BIZZ: Parece que quase toda semana ou você ou o Slash morre em boatos. Histórias de suicídio, overdose, assassinato. Alguns dos boatos são bem irritantes…
Axl Rose: [rindo] A razão pela qual eles irritam você é porque a RIP recebe todas as ligações telefônicas perguntando ‘É verdade que o Axl morreu?’
BIZZ: Não o que me preocupa é que um dia pode não ser um boato. Por que você acha que todos esses rumores de “Axl morreu” continuam a circular tanto?
Axl Rose: Tem algumas razões. Primeiro, é um boato que começou muito tempo atrás porque eu desaparecia por algumas semanas duma vez, e as pessoas presumiam que se eu não estou aos olhos do público, alguma coisa deve ter acontecido. Eu fico de boa em Hollywood, na minha, sem telefonar ou querer lidar com ninguém, então ninguém sabe o que aconteceu exatamente com Axl. Eu só tenho que me afastar de vez em quando pra digerir e entender tudo que está rolando ao meu redor.
Muitos desses boatos começaram na época que assinamos um contrato com a gravadora e só vieram à tona recentemente. Há boatos sobre pessoas famosas que ouvimos no ensino médio que ainda rolam por aí hoje em dia.

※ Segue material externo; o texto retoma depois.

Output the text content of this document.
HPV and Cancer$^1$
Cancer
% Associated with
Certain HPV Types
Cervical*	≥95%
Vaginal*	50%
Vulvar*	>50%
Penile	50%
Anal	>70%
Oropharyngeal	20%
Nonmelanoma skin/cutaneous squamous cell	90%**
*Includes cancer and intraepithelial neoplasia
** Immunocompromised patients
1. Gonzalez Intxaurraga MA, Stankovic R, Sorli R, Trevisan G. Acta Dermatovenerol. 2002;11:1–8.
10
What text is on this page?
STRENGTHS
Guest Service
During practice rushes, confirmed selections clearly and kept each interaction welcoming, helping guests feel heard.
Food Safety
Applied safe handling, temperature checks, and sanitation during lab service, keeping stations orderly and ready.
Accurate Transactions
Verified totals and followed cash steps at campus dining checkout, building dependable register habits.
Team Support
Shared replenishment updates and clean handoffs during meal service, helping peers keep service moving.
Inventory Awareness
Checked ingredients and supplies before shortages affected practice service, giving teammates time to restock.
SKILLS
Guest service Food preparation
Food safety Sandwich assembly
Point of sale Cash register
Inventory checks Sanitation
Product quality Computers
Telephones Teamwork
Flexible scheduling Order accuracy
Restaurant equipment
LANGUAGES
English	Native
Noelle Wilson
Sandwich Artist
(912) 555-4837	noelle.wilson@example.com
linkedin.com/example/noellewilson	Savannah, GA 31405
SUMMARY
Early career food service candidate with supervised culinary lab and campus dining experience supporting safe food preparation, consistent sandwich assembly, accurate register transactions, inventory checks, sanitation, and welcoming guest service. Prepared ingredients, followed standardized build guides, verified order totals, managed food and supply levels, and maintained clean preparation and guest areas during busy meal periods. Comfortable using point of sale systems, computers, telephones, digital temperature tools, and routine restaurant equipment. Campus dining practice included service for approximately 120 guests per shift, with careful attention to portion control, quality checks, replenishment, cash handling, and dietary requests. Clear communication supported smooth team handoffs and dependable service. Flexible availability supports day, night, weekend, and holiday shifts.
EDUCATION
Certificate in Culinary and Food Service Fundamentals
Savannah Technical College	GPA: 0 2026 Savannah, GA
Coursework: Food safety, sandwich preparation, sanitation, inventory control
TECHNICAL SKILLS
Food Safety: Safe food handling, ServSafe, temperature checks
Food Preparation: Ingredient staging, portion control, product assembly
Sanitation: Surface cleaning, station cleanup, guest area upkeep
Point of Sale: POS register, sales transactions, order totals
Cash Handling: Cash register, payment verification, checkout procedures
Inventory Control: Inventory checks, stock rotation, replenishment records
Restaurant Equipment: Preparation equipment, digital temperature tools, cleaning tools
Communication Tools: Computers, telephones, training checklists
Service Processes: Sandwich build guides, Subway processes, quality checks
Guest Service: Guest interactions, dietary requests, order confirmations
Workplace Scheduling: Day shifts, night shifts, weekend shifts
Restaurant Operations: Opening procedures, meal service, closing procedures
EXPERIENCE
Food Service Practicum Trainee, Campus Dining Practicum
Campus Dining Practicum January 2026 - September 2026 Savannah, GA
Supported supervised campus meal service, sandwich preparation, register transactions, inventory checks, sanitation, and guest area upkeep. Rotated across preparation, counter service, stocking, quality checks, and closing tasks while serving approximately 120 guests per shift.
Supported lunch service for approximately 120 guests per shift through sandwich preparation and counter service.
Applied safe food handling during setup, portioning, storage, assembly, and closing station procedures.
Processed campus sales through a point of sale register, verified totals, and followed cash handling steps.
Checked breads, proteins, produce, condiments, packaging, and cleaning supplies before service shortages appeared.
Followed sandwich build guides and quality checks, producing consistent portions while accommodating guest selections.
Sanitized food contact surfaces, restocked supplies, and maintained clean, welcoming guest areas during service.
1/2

Alguns muito estranhos sobre Rod Stewart [risos]. As pessoas dizem, “Pois é, cara, você ouviu que bla bla bla?” e elas se divertem espalhando isso, vendo o efeito que ele tem sobre seus amigos.
Outra razão é que o GUNS N’ ROSES pode ter estado completamente sóbrio por um tempo, fazendo tudo de acordo com a regra, e daí de repente rola, “Foda-se, não vou aturar mais essa porra”, e explodir. Nós sempre estamos no fio da navalha. Uma vez que estamos nesse fio, isso assusta as pessoas – elas piram e por aí vai. Elas acham que isso de fato aconteceu, ou elas se convencem de que estamos mortos. Daí elas contam pros amigos delas.
Outro motivo é que essa banda significa muito pra muitas pessoas. As bandas que significam tanto assim pra seus fãs muitas vezes sofrem muitos boatos em torno delas. Muitos fãs têm medo de que seus heróis possam deixar suas vidas. Nikki Sixx morria o tempo todo. Talvez as pessoas tentem ver como seria a vida delas sem seus ídolos, ou como elas lidariam com isso, e daí, quando você vê,é um boato. Eu estou morto de novo.
O que eu deduzo com todos os boatos de morte é que essa banda significa muito pra muitas pessoas por aí, e somos importantes o suficiente para que isso as chateasse se nós tivéssemos realmente morrido. Eu espero que isso não seja uma profecia auto-concretizada.